De openbare en privéziekenhuizen met vastbenoemd personeel dat hen door een lokaal of provinciaal bestuur, aangesloten bij het gesolidariseerd pensioenfonds van de Gemeenschappelijke sociale dienst van de Rijksdienst voor sociale zekerheid van de provinciale en plaatselijke overheid (RSZPPO), ter beschikking werd gesteld hebben, in het kader van het budget van de financiële middelen voor de ziekenhuizen, in 2012 een structurele compensatie ontvangen voor de verhoging van het basispensioenbijdragepercentage dat ze aan dat fonds moeten betalen.  

Ondanks een moeilijke begrotingscontext kregen ze eind 2012 een extra budget om tegemoet te komen aan de dekking van de lasten als gevolg van de hervorming van de RSZPPO-pensioenen waarvoor nog geen terugbetaling is gebeurd. 

Naast de verhoging van de bijdragepercentages speelt ook het "responsabiliseringsmechanisme", dat, ter herinnering, alleen voor de werkgevers geldt die de solidariteit een pensioenlast doen dragen die de door hen gestorte  bijdragen overschrijdt. De voor 2012 verschuldigde responsabilisering zal tegen 31 december 2013 moeten worden betaald. 

De verdeling van die enveloppes zal via het budget van de financiële middelen verlopen, afhankelijk van de overeenkomstige pensioenlast voor de oud-personeelsleden van de instelling, en dus ongeacht het aantal vastbenoemden dat de instelling vandaag nog benuttigt. De betrokken ziekenhuizen zullen dus, in hun individueel budget van financiële middelen op 1 juli 2013, de extra middelen ontvangen om hen die lasten te helpen financieren, maar die hulp zal natuurlijk nooit de volledige som dekken van de pensioenbijdragen die de ziekenhuizen nog aan het Rijk verschuldigd zijn.   

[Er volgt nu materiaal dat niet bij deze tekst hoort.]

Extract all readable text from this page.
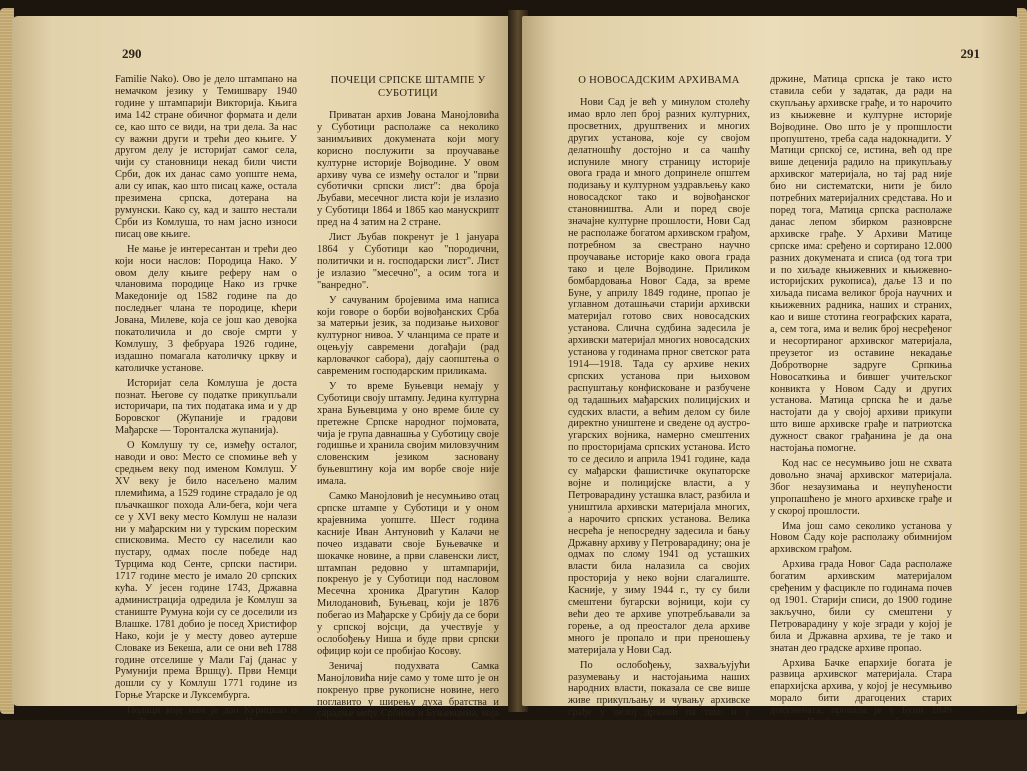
290

Familie Nako). Ово је дело штампано на немачком језику у Темишвару 1940 године у штампарији Викторија. Књига има 142 стране обичног формата и дели се, као што се види, на три дела. За нас су важни други и трећи део књиге. У другом делу је историјат самог села, чији су становници некад били чисти Срби, док их данас само уопште нема, али су ипак, као што писац каже, остала презимена српска, дотерана на румунски. Како су, кад и зашто нестали Срби из Комлуша, то нам јасно износи писац ове књиге.

Не мање је интересантан и трећи део који носи наслов: Породица Нако. У овом делу књиге реферу нам о члановима породице Нако из грчке Македоније од 1582 године па до последњег члана те породице, кћери Јована, Милеве, која се још као девојка покатоличила и до своје смрти у Комлушу, 3 фебруара 1926 године, издашно помагала католичку цркву и католичке установе.

Историјат села Комлуша је доста познат. Његове су податке прикупљали историчари, па тих података има и у др Боровског (Жупаније и градови Мађарске — Торонталска жупанија).

О Комлушу ту се, између осталог, наводи и ово: Место се спомиње већ у средњем веку под именом Комлуш. У XV веку је било насељено малим племићима, а 1529 године страдало је од пљачкашког похода Али-бега, који чега се у XVI веку место Комлуш не налази ни у мађарским ни у турским пореским списковима. Место су населили као пустару, одмах после победе над Турцима код Сенте, српски пастири. 1717 године место је имало 20 српских кућа. У јесен године 1743, Државна администрација одредила је Комлуш за станиште Румуна који су се доселили из Влашке. 1781 добио је посед Христифор Нако, који је у месту довео аутерше Словаке из Бекеша, али се они већ 1788 године отселише у Мали Гај (данас у Румунији према Вршцу). Први Немци дошли су у Комлуш 1771 године из Горње Угарске и Луксембурга.

Подаци које нам је дао Курицкао о селу Комлушу и породици Нако имају значаја за нас јер и из њих видимо где смо и како некад живели.

Миливој Јовановић
ПОЧЕЦИ СРПСКЕ ШТАМПЕ У СУБОТИЦИ

Приватан архив Јована Манојловића у Суботици располаже са неколико занимљивих докумената који могу корисно послужити за проучавање културне историје Војводине. У овом архиву чува се између осталог и "први суботички српски лист": два броја Љубави, месечног листа који је излазио у Суботици 1864 и 1865 као манускрипт пред на 4 затим на 2 стране.

Лист Љубав покренут је 1 јануара 1864 у Суботици као "породични, политички и н. господарски лист". Лист је излазио "месечно", а осим тога и "ванредно".

У сачуваним бројевима има написа који говоре о борби војвођанских Срба за матерњи језик, за подизање њиховог културног нивоа. У чланцима се прате и оцењују савремени догађаји (рад карловачког сабора), дају саопштења о савременим господарским приликама.

У то време Буњевци немају у Суботици своју штампу. Једина културна храна Буњевцима у оно време биле су претежне Српске народног појмовата, чија је група давнашња у Суботицу своје годишње и хранила својим миловзучним словенским језиком засновану буњевштину која им ворбе своје није имала.

Самко Манојловић је несумњиво отац српске штампе у Суботици и у оном крајевнима уопште. Шест година касније Иван Антуновић у Калачи не почео издавати своје Буњевачке и шокачке новине, а први славенски лист, штампан редовно у штампарији, покренуо је у Суботици под насловом Месечна хроника Драгутин Калор Милодановић, Буњевац, који је 1876 побегао из Мађарске у Србију да се бори у српској војсци, да учествује у ослобођењу Ниша и буде први српски официр који се пробијао Косову.

Зеничај подухвата Самка Манојловића није само у томе што је он покренуо прве рукописне новине, него поглавито у ширењу духа братства и сарадње међу Србима и Буњевцима, која је коначно тријумфовао у нашој народној држави.

Јосо Шокчић
291
О НОВОСАДСКИМ АРХИВАМА

Нови Сад је већ у минулом столећу имао врло леп број разних културних, просветних, друштвених и многих других установа, које су својом делатношћу достојно и са чашћу испуниле многу страницу историје овога града и много допринеле општем подизању и културном уздрављењу како новосадског тако и војвођанског становништва. Али и поред своје значајне културне прошлости, Нови Сад не располаже богатом архивском грађом, потребном за свестрано научно проучавање историје како овога града тако и целе Војводине. Приликом бомбардовања Новог Сада, за време Буне, у априлу 1849 године, пропао је углавном доташњачи старији архивски материјал готово свих новосадских установа. Слична судбина задесила је архивски материјал многих новосадских установа у годинама прног светског рата 1914—1918. Тада су архиве неких српских установа при њиховом распуштању конфисковане и разбучене од тадашњих мађарских полицијских и судских власти, а већим делом су биле директно уништене и сведене од аустро-угарских војника, намерно смештених по просторијама српских установа. Исто то се десило и априла 1941 године, када су мађарски фашистичке окупаторске војне и полицијске власти, а у Петроварадину усташка власт, разбила и уништила архивски материјала многих, а нарочито српских установа. Велика несрећа је непосредну задесила и бању Државну архиву у Петроварадину; она је одмах по слому 1941 од усташких власти била налазила са својих просторија у неко војни слагалиште. Касније, у зиму 1944 г., ту су били смештени бугарски војници, који су већи део те архиве употребљавали за горење, а од преосталог дела архиве много је пропало и при преношењу материјала у Нови Сад.

По ослобођењу, захваљујући разумевању и настојањима наших народних власти, показала се све више живе прикупљању и чувању архивске грађе у целој држави па тако и у Војводини. У Новом Саду поред Војвођанске архиве у којој се углавном сабира и чува архивски материјал политичко-управне и опште културне са-

држине, Матица српска је тако исто ставила себи у задатак, да ради на скупљању архивске грађе, и то нарочито из књижевне и културне историје Војводине. Ово што је у пропшлости пропуштено, треба сада надокнадити. У Матици српској се, истина, већ од пре више деценија радило на прикупљању архивског материјала, но тај рад није био ни систематски, нити је било потребних материјалних средстава. Но и поред тога, Матица српска располаже данас лепом збирком разноврсне архивске грађе. У Архиви Матице српске има: сређено и сортирано 12.000 разних докумената и списа (од тога три и по хиљаде књижевних и књижевно-историјских рукописа), даље 13 и по хиљада писама великог броја научних и књижевних радника, наших и страних, као и више стотина географских карата, а, сем тога, има и велик број несређеног и несортираног архивског материјала, преузетог из оставине некадање Добротворне задруге Српкиња Новосаткиња и бившег учитељског конвикта у Новом Саду и других установа. Матица српска ће и даље настојати да у својој архиви прикупи што више архивске грађе и патриотска дужност сваког грађанина је да она настојања помогне.

Код нас се несумњиво још не схвата довољно значај архивског материјала. Због незаузимања и неупућености упропашћено је много архивске грађе и у скорој прошлости.

Има још само секолико установа у Новом Саду које располажу обимнијом архивском грађом.

Архива града Новог Сада располаже богатим архивским материјалом сређеним у фасцикле по годинама почев од 1901. Старији списи, до 1900 године закључно, били су смештени у Петроварадину у које згради у којој је била и Државна архива, те је тако и знатан део градске архиве пропао.

Архива Бачке епархије богата је развица архивског материјала. Стара епархијска архива, у којој је несумњиво морало бити драгоцених старих докумената, пропала је у Буни 1849 године. Прибирања архива је почето од 1895 године; њихов број износи око 25.000. Ова архива је добро сештена но није сређена.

Zelfs al zullen die middelen de werkelijke lasten niet volledig dekken, toch zullen ze de verschillende beheerders helpen om te beslissen hoe ze die belangrijke problematiek zullen beheren.  

Ik herinner er tot slot aan dat het BFM uitsluitend voor het ziekenhuispersoneel en voor het door de Openbare Centra voor maatschappelijk welzijn (OCMW's) ter beschikking gestelde personeel (en die effectief ten laste van de ziekenhuizen vallen) geldt, en niet voor de rusthuizen.